Our review aims to assess the role of DCE-MRI in radiogenomics, with a focus on ML-based predictive models.

Methods

A comprehensive search was conducted in the PubMed, Scopus, Web of Science, Embase, and ProQuest databases via key terms related to “DCE-MRI”, “Machine learning”, “Deep learning”, “Glioblastoma”, and “Radiogenomics”. The extracted data include dataset descriptions, tumor classifications, MRI sequences, predicted genes, ML approaches, performance metrics, results, external validation status, and interpretability methods.

Results

Out of the 432 identified articles, five studies involving 621 GBM patients met the inclusion criteria.
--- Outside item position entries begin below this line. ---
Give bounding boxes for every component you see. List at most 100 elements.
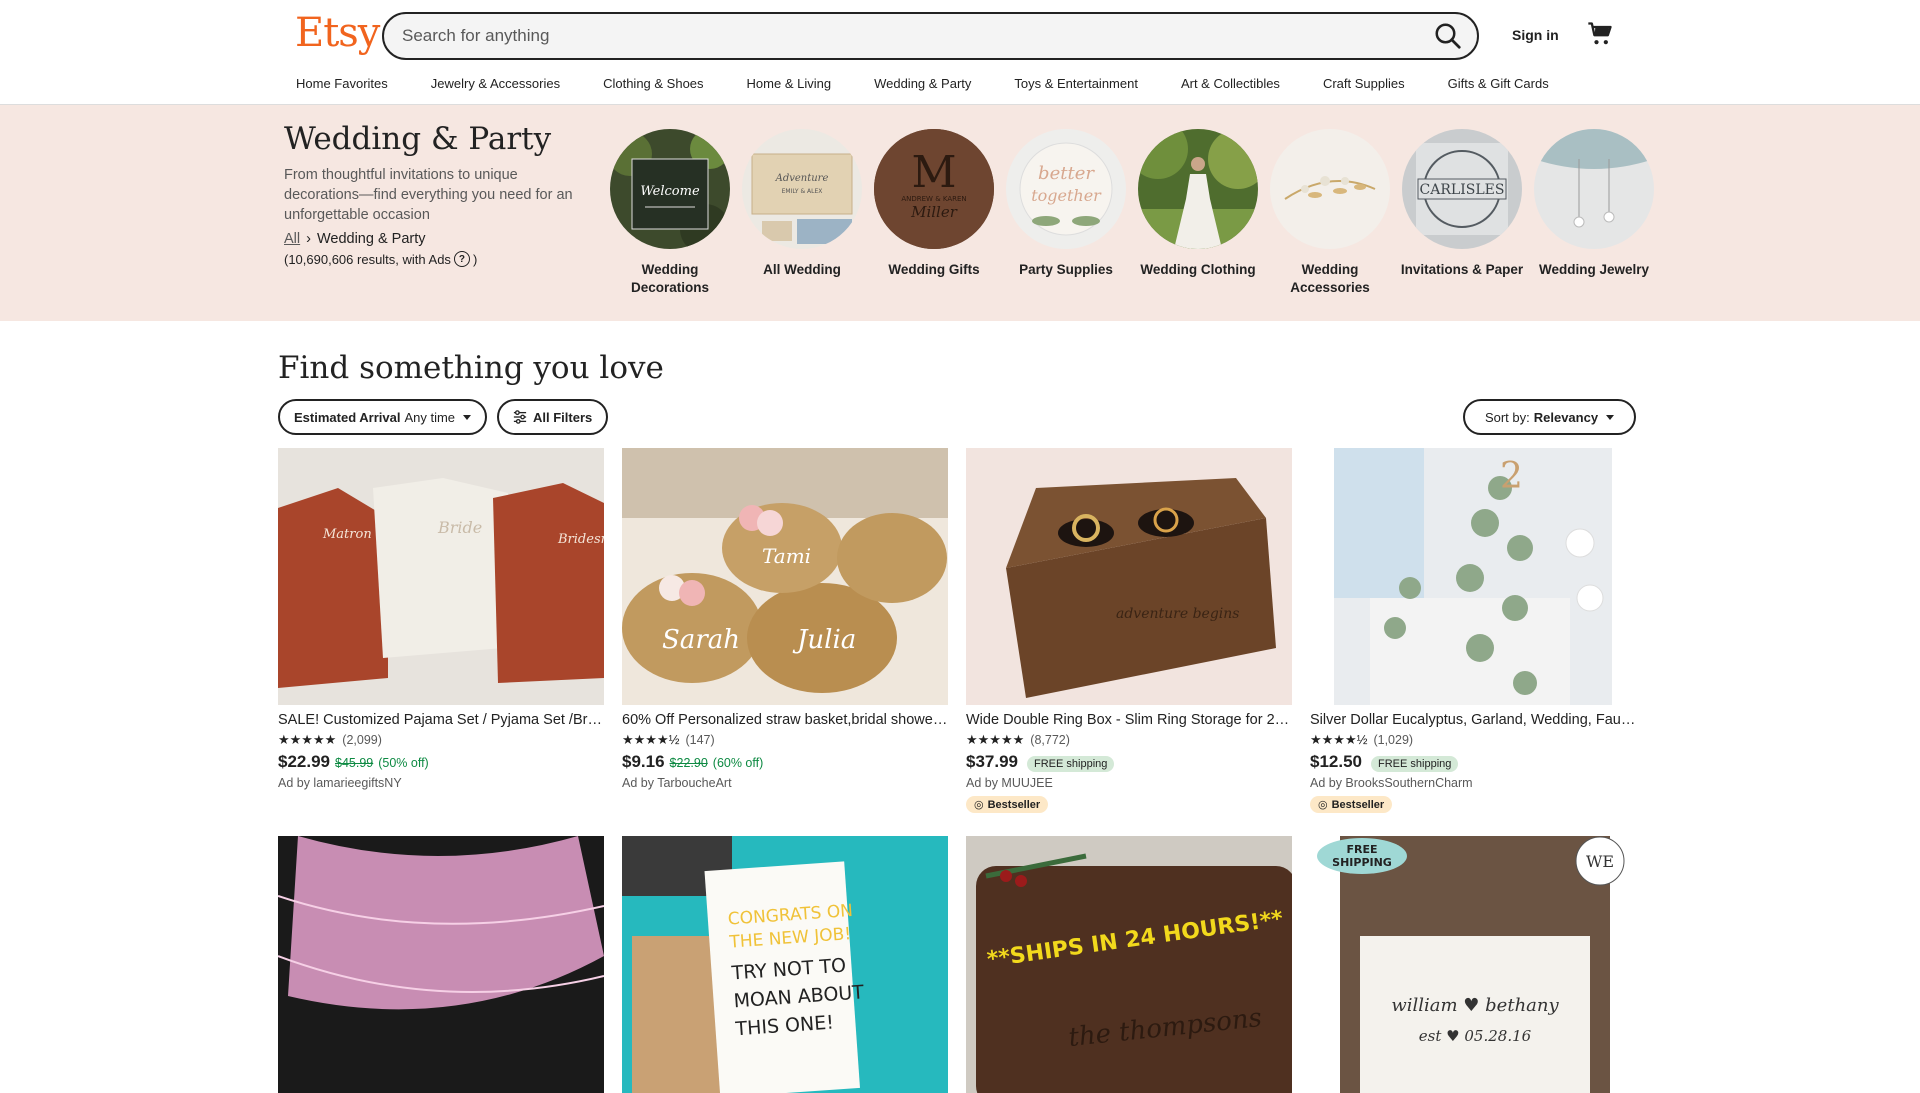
ad-by-shop[interactable]: Ad by TarboucheArt bbox=[622, 776, 948, 790]
earring-image bbox=[1534, 129, 1654, 249]
board-image: M ANDREW & KAREN Miller bbox=[874, 129, 994, 249]
svg-text:Tami: Tami bbox=[762, 544, 811, 568]
bestseller-badge: ◎ Bestseller bbox=[966, 796, 1049, 813]
svg-text:Bride: Bride bbox=[437, 518, 482, 537]
listing-card[interactable] bbox=[278, 836, 604, 1093]
rating-stars-icon: ★★★★½ bbox=[622, 732, 680, 747]
filter-sliders-icon bbox=[513, 410, 527, 424]
listing-rating: ★★★★★ (2,099) bbox=[278, 732, 604, 748]
price-row: $12.50 FREE shipping bbox=[1310, 752, 1636, 772]
svg-text:Welcome: Welcome bbox=[640, 184, 700, 199]
nav-home-favorites[interactable]: Home Favorites bbox=[296, 76, 388, 91]
listing-card[interactable]: CONGRATS ON THE NEW JOB! TRY NOT TO MOAN AB… bbox=[622, 836, 948, 1093]
listing-card[interactable]: 2 Silver Dollar Eucalyptus, Garland, Wed… bbox=[1310, 448, 1636, 813]
greeting-card-image[interactable]: CONGRATS ON THE NEW JOB! TRY NOT TO MOAN AB… bbox=[622, 836, 948, 1093]
rating-stars-icon: ★★★★½ bbox=[1310, 732, 1368, 747]
svg-text:CARLISLES: CARLISLES bbox=[1420, 182, 1505, 198]
ad-by-shop[interactable]: Ad by MUUJEE bbox=[966, 776, 1292, 790]
free-shipping-badge: FREE shipping bbox=[1371, 756, 1459, 772]
banner-image: better together bbox=[1006, 129, 1126, 249]
subcategory-invitations-paper[interactable]: CARLISLES Invitations & Paper bbox=[1396, 129, 1528, 297]
results-count-text: (10,690,606 results, with Ads bbox=[284, 251, 451, 267]
five-stars-icon: ★★★★★ bbox=[278, 732, 337, 747]
ring-box-image[interactable]: adventure begins bbox=[966, 448, 1292, 705]
listing-title[interactable]: 60% Off Personalized straw basket,bridal… bbox=[622, 712, 948, 728]
free-shipping-badge: FREE shipping bbox=[1027, 756, 1115, 772]
subcategory-party-supplies[interactable]: better together Party Supplies bbox=[1000, 129, 1132, 297]
nav-art-collectibles[interactable]: Art & Collectibles bbox=[1181, 76, 1280, 91]
sort-label: Sort by: bbox=[1484, 409, 1530, 425]
listing-title[interactable]: Wide Double Ring Box - Slim Ring Storage… bbox=[966, 712, 1292, 728]
listing-rating: ★★★★½ (147) bbox=[622, 732, 948, 748]
results-count-close: ) bbox=[472, 251, 478, 267]
nav-gifts-gift-cards[interactable]: Gifts & Gift Cards bbox=[1448, 76, 1549, 91]
pajama-set-image[interactable]: Matron Bride Bridesmaid bbox=[278, 448, 604, 705]
estimated-arrival-filter[interactable]: Estimated Arrival Any time bbox=[278, 399, 488, 435]
listing-rating: ★★★★★ (8,772) bbox=[966, 732, 1292, 748]
discount-percent: (50% off) bbox=[378, 756, 429, 770]
all-filters-button[interactable]: All Filters bbox=[497, 399, 609, 435]
sort-dropdown[interactable]: Sort by: Relevancy bbox=[1463, 399, 1636, 435]
pillow-image[interactable]: FREE SHIPPING WE william ♥ bethany est ♥ 05.… bbox=[1310, 836, 1636, 1093]
nav-craft-supplies[interactable]: Craft Supplies bbox=[1323, 76, 1405, 91]
listing-price: $9.16 bbox=[622, 752, 665, 771]
listing-title[interactable]: Silver Dollar Eucalyptus, Garland, Weddi… bbox=[1310, 712, 1636, 728]
etsy-logo[interactable]: Etsy bbox=[295, 10, 380, 56]
listing-title[interactable]: SALE! Customized Pajama Set / Pyjama Set… bbox=[278, 712, 604, 728]
listing-card[interactable]: **SHIPS IN 24 HOURS!** the thompsons bbox=[966, 836, 1292, 1093]
svg-text:est ♥ 05.28.16: est ♥ 05.28.16 bbox=[1419, 1027, 1532, 1045]
listing-price: $12.50 bbox=[1310, 752, 1362, 771]
box-image: Adventure EMILY & ALEX bbox=[742, 129, 862, 249]
subcategory-wedding-accessories[interactable]: Wedding Accessories bbox=[1264, 129, 1396, 297]
original-price: $45.99 bbox=[335, 756, 374, 770]
search-bar[interactable] bbox=[382, 12, 1479, 60]
price-row: $37.99 FREE shipping bbox=[966, 752, 1292, 772]
nav-wedding-party[interactable]: Wedding & Party bbox=[874, 76, 971, 91]
help-icon[interactable]: ? bbox=[453, 251, 470, 267]
discount-percent: (60% off) bbox=[712, 756, 764, 770]
cart-icon[interactable] bbox=[1586, 20, 1614, 48]
section-title: Find something you love bbox=[278, 350, 664, 386]
cutting-board-image[interactable]: **SHIPS IN 24 HOURS!** the thompsons bbox=[966, 836, 1292, 1093]
nav-toys-entertainment[interactable]: Toys & Entertainment bbox=[1014, 76, 1138, 91]
straw-basket-image[interactable]: Sarah Julia Tami bbox=[622, 448, 948, 705]
eucalyptus-garland-image[interactable]: 2 bbox=[1310, 448, 1636, 705]
breadcrumb: All › Wedding & Party bbox=[284, 231, 426, 247]
badge-label: Bestseller bbox=[1331, 798, 1385, 811]
nav-clothing-shoes[interactable]: Clothing & Shoes bbox=[603, 76, 703, 91]
listing-card[interactable]: adventure begins Wide Double Ring Box - … bbox=[966, 448, 1292, 813]
listing-card[interactable]: Sarah Julia Tami 60% Off Personalized stra… bbox=[622, 448, 948, 790]
breadcrumb-all-link[interactable]: All bbox=[284, 231, 300, 247]
subcategory-wedding-decorations[interactable]: Welcome Wedding Decorations bbox=[604, 129, 736, 297]
filter-label: Estimated Arrival bbox=[294, 409, 401, 425]
subcategory-label: Wedding Clothing bbox=[1140, 262, 1256, 277]
search-input[interactable] bbox=[402, 14, 1382, 58]
listing-price: $37.99 bbox=[966, 752, 1018, 771]
subcategory-wedding-jewelry[interactable]: Wedding Jewelry bbox=[1528, 129, 1660, 297]
subcategory-wedding-clothing[interactable]: Wedding Clothing bbox=[1132, 129, 1264, 297]
veil-image[interactable] bbox=[278, 836, 604, 1093]
five-stars-icon: ★★★★★ bbox=[966, 732, 1025, 747]
svg-text:Matron: Matron bbox=[322, 527, 372, 542]
subcategory-label: Wedding Gifts bbox=[888, 262, 980, 277]
breadcrumb-current: Wedding & Party bbox=[316, 231, 426, 247]
listing-card[interactable]: FREE SHIPPING WE william ♥ bethany est ♥ 05.… bbox=[1310, 836, 1636, 1093]
listing-card[interactable]: Matron Bride Bridesmaid SALE! Customized P… bbox=[278, 448, 604, 790]
sort-value: Relevancy bbox=[1533, 409, 1599, 425]
svg-text:better: better bbox=[1038, 163, 1095, 184]
review-count: (147) bbox=[685, 733, 715, 747]
nav-jewelry-accessories[interactable]: Jewelry & Accessories bbox=[431, 76, 560, 91]
listing-rating: ★★★★½ (1,029) bbox=[1310, 732, 1636, 748]
search-icon[interactable] bbox=[1433, 21, 1463, 51]
nav-home-living[interactable]: Home & Living bbox=[747, 76, 832, 91]
svg-text:Julia: Julia bbox=[792, 625, 856, 655]
svg-text:Miller: Miller bbox=[910, 203, 958, 221]
subcategory-wedding-gifts[interactable]: M ANDREW & KAREN Miller Wedding Gifts bbox=[868, 129, 1000, 297]
subcategory-all-wedding[interactable]: Adventure EMILY & ALEX All Wedding bbox=[736, 129, 868, 297]
svg-text:SHIPPING: SHIPPING bbox=[1332, 856, 1392, 869]
ad-by-shop[interactable]: Ad by lamarieegiftsNY bbox=[278, 776, 604, 790]
ad-by-shop[interactable]: Ad by BrooksSouthernCharm bbox=[1310, 776, 1636, 790]
stamp-image: CARLISLES bbox=[1402, 129, 1522, 249]
sign-in-link[interactable]: Sign in bbox=[1512, 27, 1559, 43]
page-title: Wedding & Party bbox=[284, 121, 552, 157]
Studies have employed DCE-MRI alongside other sequences, including T1-weighted, T2-weighted, and FLAIR. The predicted genetic markers included IDH1 mutation, EGFR mutation, MGMT methylation, and key cell cycle regulatory molecules such as RTK, p53, and RB1. Forty percent of the studies utilized DL approaches, with only one study performing external validation. Performance metrics, such as the area under the receiver operating characteristic curve, were reported across studies.

Conclusion

Our findings underscore the promising role of DCE-MRI in GBM radiogenomics, particularly when combined with ML approaches. However, the lack of external validation limits the broader applicability of these models. Future research should focus on larger, multicenter studies with thorough validation methods to enhance the clinical relevance and advance precision medicine in GBM management.